We have also used the Monograms suture, a specialized absorbable suture, with cross-segmented stabilizers at 90 degrees to the main axis of the suture, which was developed by Dr. Eremia for the treatment of sagging facial tissues (Grams Surgical Suture, GramsMed, LLC Grafton, WI) (Figure 2). It can also be used in combination with various other techniques to produce overall face and neck improvement with minimal surgical manipulation.8
Liposuction
Neck, jowl and malar liposuction, if needed, may be performed through a nick incision adjacent to the affected facial subunit, concomitantly with various resuspension procedures.9
Silhouette Lift Apparatus and Suture
Most recently, we have used the Silhouette lift apparatus and suture to redefine brow, midface, jawline, and neck tissues. This comes with a built-in apparatus that provides for ease of introduction of this specialized polypropylene suture.10 There will be more on this subject in the literature to come.
Our Technique
Here we describe the technique we have employed for jawline redefinition and jowl correction in 10 patients thus far. Other complementary procedures, such as liposuction, fat transfer and other various tissue augmentative techniques can be performed concurrently.
Anesthesia
After the patient is prepped, the closed technique is performed under local anesthesia, with or without conscious sedation. When done in conjunction with neck and jowl liposuction, the procedure is usually preceded by the introduction of tumescent anesthesia.
Surgical Method
An incision is made in the posterior auricular crease that is approximately 1.5 cm to 2 cm in length. This is taken to the depth of the supra-SMAS layer. Subsequently, Metzenbaum scissors are utilized for minimal blunt undermining at this level.
In general, the specialized thread can be inserted to the desired location, while simultaneously taking care to stay in the supra-SMAS layer and parallel to the surface of the skin.

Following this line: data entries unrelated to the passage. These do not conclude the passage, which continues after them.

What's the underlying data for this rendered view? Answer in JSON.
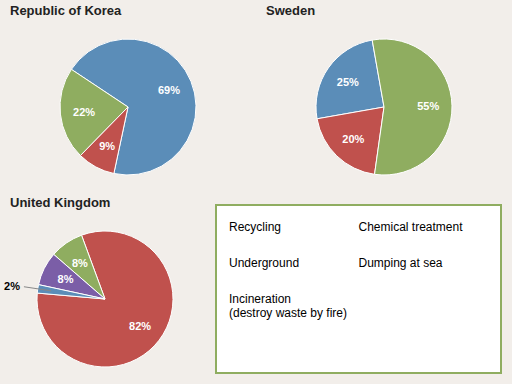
{
  "chart_data": [
    {
      "type": "pie",
      "title": "Republic of Korea",
      "values": [
        69,
        22,
        9
      ],
      "value_labels": [
        "69%",
        "22%",
        "9%"
      ],
      "colors": [
        "#5b8db8",
        "#8fad60",
        "#c0514d"
      ],
      "data_labels": true
    },
    {
      "type": "pie",
      "title": "Sweden",
      "values": [
        25,
        20,
        55
      ],
      "value_labels": [
        "25%",
        "20%",
        "55%"
      ],
      "colors": [
        "#5b8db8",
        "#c0514d",
        "#8fad60"
      ],
      "data_labels": true
    },
    {
      "type": "pie",
      "title": "United Kingdom",
      "values": [
        82,
        8,
        8,
        2
      ],
      "value_labels": [
        "82%",
        "8%",
        "8%",
        "2%"
      ],
      "colors": [
        "#c0514d",
        "#8fad60",
        "#7b5ea7",
        "#5b8db8"
      ],
      "data_labels": true,
      "annotations": [
        "Recycling",
        "Underground",
        "Incineration\n(destroy waste by fire)",
        "Chemical treatment",
        "Dumping at sea"
      ]
    }
  ]
}
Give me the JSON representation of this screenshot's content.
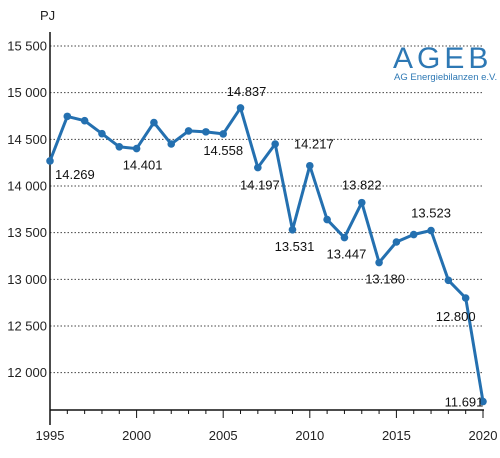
{
  "logo": {
    "title": "AGEB",
    "subtitle": "AG Energiebilanzen e.V."
  },
  "colors": {
    "line": "#2470b0",
    "grid": "#444444",
    "axis": "#111111",
    "logo": "#2d78b4"
  },
  "chart_data": {
    "type": "line",
    "title": "",
    "xlabel": "",
    "ylabel": "PJ",
    "ylim": [
      11600,
      15650
    ],
    "xlim": [
      1995,
      2020
    ],
    "yticks": [
      {
        "value": 12000,
        "label": "12 000"
      },
      {
        "value": 12500,
        "label": "12 500"
      },
      {
        "value": 13000,
        "label": "13 000"
      },
      {
        "value": 13500,
        "label": "13 500"
      },
      {
        "value": 14000,
        "label": "14 000"
      },
      {
        "value": 14500,
        "label": "14 500"
      },
      {
        "value": 15000,
        "label": "15 000"
      },
      {
        "value": 15500,
        "label": "15 500"
      }
    ],
    "xticks": [
      {
        "value": 1995,
        "label": "1995"
      },
      {
        "value": 2000,
        "label": "2000"
      },
      {
        "value": 2005,
        "label": "2005"
      },
      {
        "value": 2010,
        "label": "2010"
      },
      {
        "value": 2015,
        "label": "2015"
      },
      {
        "value": 2020,
        "label": "2020"
      }
    ],
    "grid": "horizontal dotted",
    "series": [
      {
        "x": [
          1995,
          1996,
          1997,
          1998,
          1999,
          2000,
          2001,
          2002,
          2003,
          2004,
          2005,
          2006,
          2007,
          2008,
          2009,
          2010,
          2011,
          2012,
          2013,
          2014,
          2015,
          2016,
          2017,
          2018,
          2019,
          2020
        ],
        "y": [
          14269,
          14746,
          14700,
          14560,
          14420,
          14401,
          14680,
          14450,
          14590,
          14580,
          14558,
          14837,
          14197,
          14450,
          13531,
          14217,
          13640,
          13447,
          13822,
          13180,
          13400,
          13480,
          13523,
          12990,
          12800,
          11691
        ]
      }
    ],
    "data_labels": [
      {
        "x": 1995,
        "y": 14269,
        "text": "14.269"
      },
      {
        "x": 2000,
        "y": 14401,
        "text": "14.401"
      },
      {
        "x": 2005,
        "y": 14558,
        "text": "14.558"
      },
      {
        "x": 2006,
        "y": 14837,
        "text": "14.837"
      },
      {
        "x": 2007,
        "y": 14197,
        "text": "14.197"
      },
      {
        "x": 2009,
        "y": 13531,
        "text": "13.531"
      },
      {
        "x": 2010,
        "y": 14217,
        "text": "14.217"
      },
      {
        "x": 2012,
        "y": 13447,
        "text": "13.447"
      },
      {
        "x": 2013,
        "y": 13822,
        "text": "13.822"
      },
      {
        "x": 2014,
        "y": 13180,
        "text": "13.180"
      },
      {
        "x": 2017,
        "y": 13523,
        "text": "13.523"
      },
      {
        "x": 2019,
        "y": 12800,
        "text": "12.800"
      },
      {
        "x": 2020,
        "y": 11691,
        "text": "11.691"
      }
    ]
  }
}
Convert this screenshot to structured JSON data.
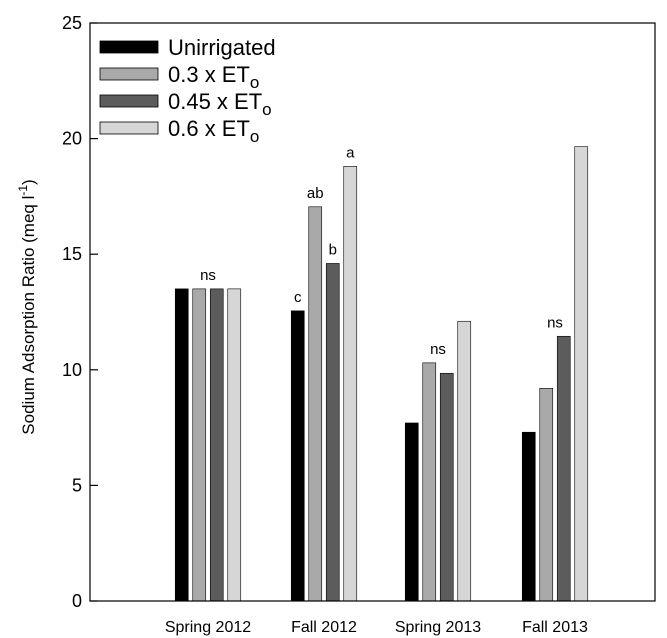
{
  "chart_data": {
    "type": "bar",
    "ylabel": "Sodium Adsorption Ratio (meq l⁻¹)",
    "ylabel_main": "Sodium Adsorption Ratio (meq l",
    "ylabel_sup": "-1",
    "ylabel_close": ")",
    "ylim": [
      0,
      25
    ],
    "yticks": [
      0,
      5,
      10,
      15,
      20,
      25
    ],
    "categories": [
      "Spring 2012",
      "Fall 2012",
      "Spring 2013",
      "Fall 2013"
    ],
    "series": [
      {
        "name": "Unirrigated",
        "name_main": "Unirrigated",
        "name_sub": "",
        "color": "#000000",
        "values": [
          13.5,
          12.55,
          7.7,
          7.3
        ]
      },
      {
        "name": "0.3 x ETo",
        "name_main": "0.3 x ET",
        "name_sub": "o",
        "color": "#a9a9a9",
        "values": [
          13.5,
          17.05,
          10.3,
          9.2
        ]
      },
      {
        "name": "0.45 x ETo",
        "name_main": "0.45 x ET",
        "name_sub": "o",
        "color": "#5c5c5c",
        "values": [
          13.5,
          14.6,
          9.85,
          11.45
        ]
      },
      {
        "name": "0.6 x ETo",
        "name_main": "0.6 x ET",
        "name_sub": "o",
        "color": "#d6d6d6",
        "values": [
          13.5,
          18.8,
          12.1,
          19.65
        ]
      }
    ],
    "annotations": [
      {
        "text": "ns",
        "category": 0,
        "series": 1,
        "y": 13.8
      },
      {
        "text": "c",
        "category": 1,
        "series": 0,
        "y": 12.85
      },
      {
        "text": "ab",
        "category": 1,
        "series": 1,
        "y": 17.35
      },
      {
        "text": "b",
        "category": 1,
        "series": 2,
        "y": 14.9
      },
      {
        "text": "a",
        "category": 1,
        "series": 3,
        "y": 19.1
      },
      {
        "text": "ns",
        "category": 2,
        "series": 1,
        "y": 10.6
      },
      {
        "text": "ns",
        "category": 3,
        "series": 1,
        "y": 11.75
      }
    ],
    "legend_position": "top-left",
    "grid": false
  }
}
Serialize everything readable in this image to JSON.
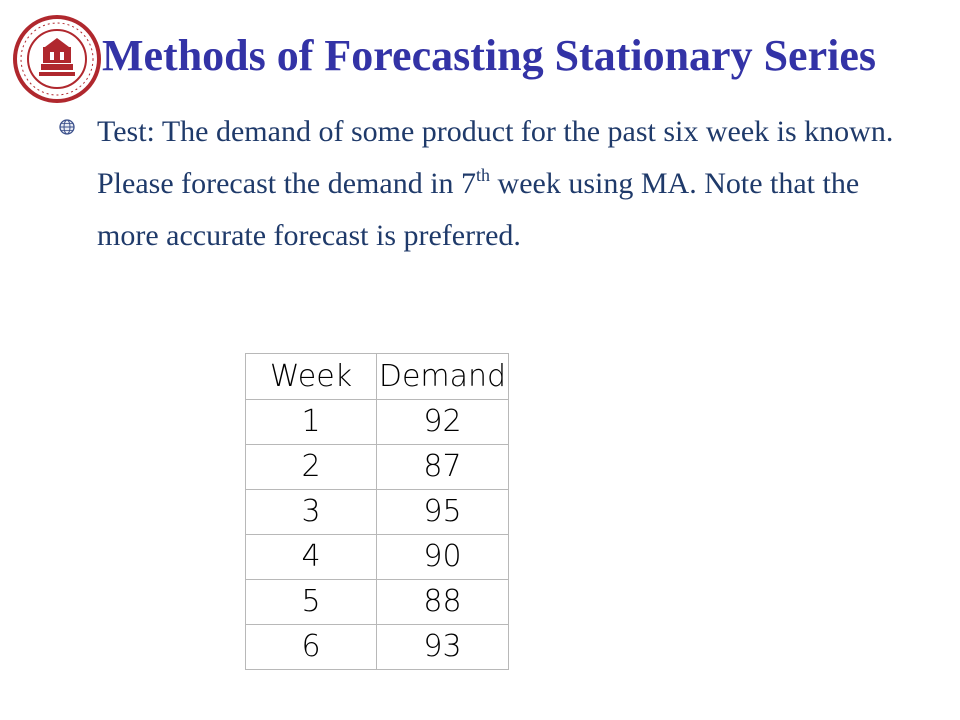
{
  "slide": {
    "title": "Methods of Forecasting Stationary Series",
    "body": {
      "text_before_sup": "Test: The demand of some product for the past six week is known. Please forecast the demand in 7",
      "sup": "th",
      "text_after_sup": " week using MA.  Note that the more accurate forecast is preferred."
    }
  },
  "table": {
    "headers": [
      "Week",
      "Demand"
    ],
    "rows": [
      [
        "1",
        "92"
      ],
      [
        "2",
        "87"
      ],
      [
        "3",
        "95"
      ],
      [
        "4",
        "90"
      ],
      [
        "5",
        "88"
      ],
      [
        "6",
        "93"
      ]
    ]
  },
  "icons": {
    "logo": "university-seal-icon",
    "bullet": "globe-bullet-icon"
  },
  "colors": {
    "title": "#3333a6",
    "body_text": "#1f3a6a",
    "logo": "#b0282e"
  }
}
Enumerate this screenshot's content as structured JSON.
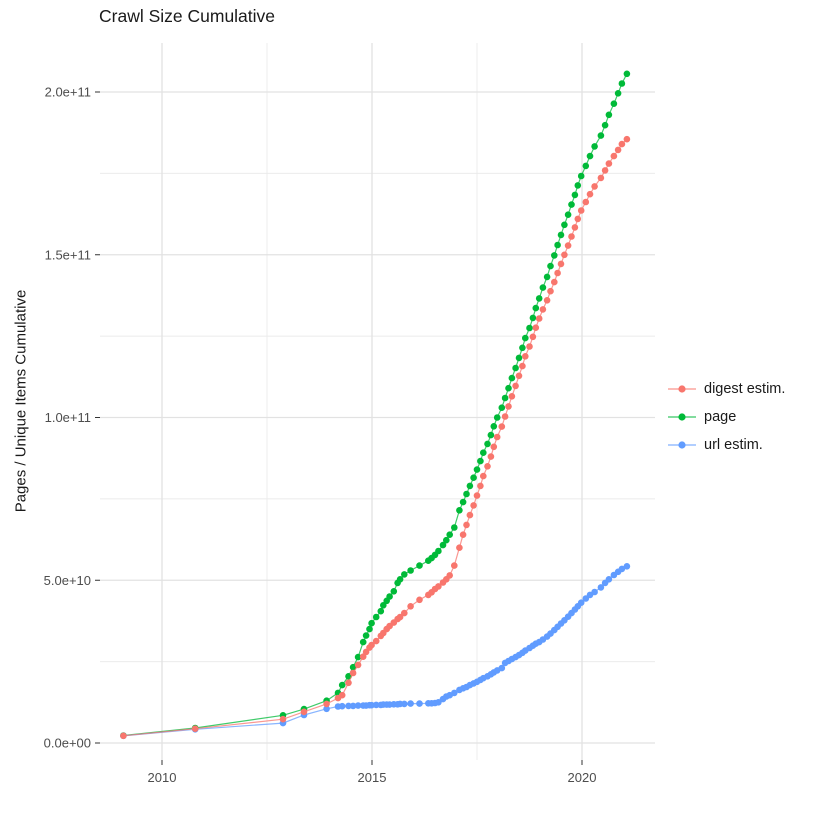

The suture then is plicated to the underlying SMAS at the proximal anchoring point, which subsequently achieves the desired resuspension of the tissue in the proper vector and direction. Additional specialized sutures may be utilized in the same plane to achieve the required aesthetically acceptable endpoint.
The curved tapered needles on the proximal end of the suture are tied in pairs to the underlying SMAS, thereby achieving the immediate result of tissue repositioning and suspension.
The distal suture ends are severed at level with the skin.
Finally, the posterior auricular incision is reapproximated with a 5.0 prolene suture, which is removed 5 to 7 days post-operatively. (Figures 3A and 3B).
Minimally Invasive and Compatible Procedures
The aforementioned minimally invasive techniques are ideal for the improvement of the early signs of tissue laxity. The procedure can be tailored to an isolated facial subunit without causing distortion to surrounding facial tissues. This can be done under local anesthesia or with mild intravenous sedation, which is adjusted to maximize patient comfort.
These minimally invasive lifting techniques are a great addition to the armamentarium for alleviating the senescent changes of the face. They can be performed in conjunction with neck and jawline liposuction, soft tissue augmentation, botulinum toxin injections, blepharoplasty, and laser resurfacing.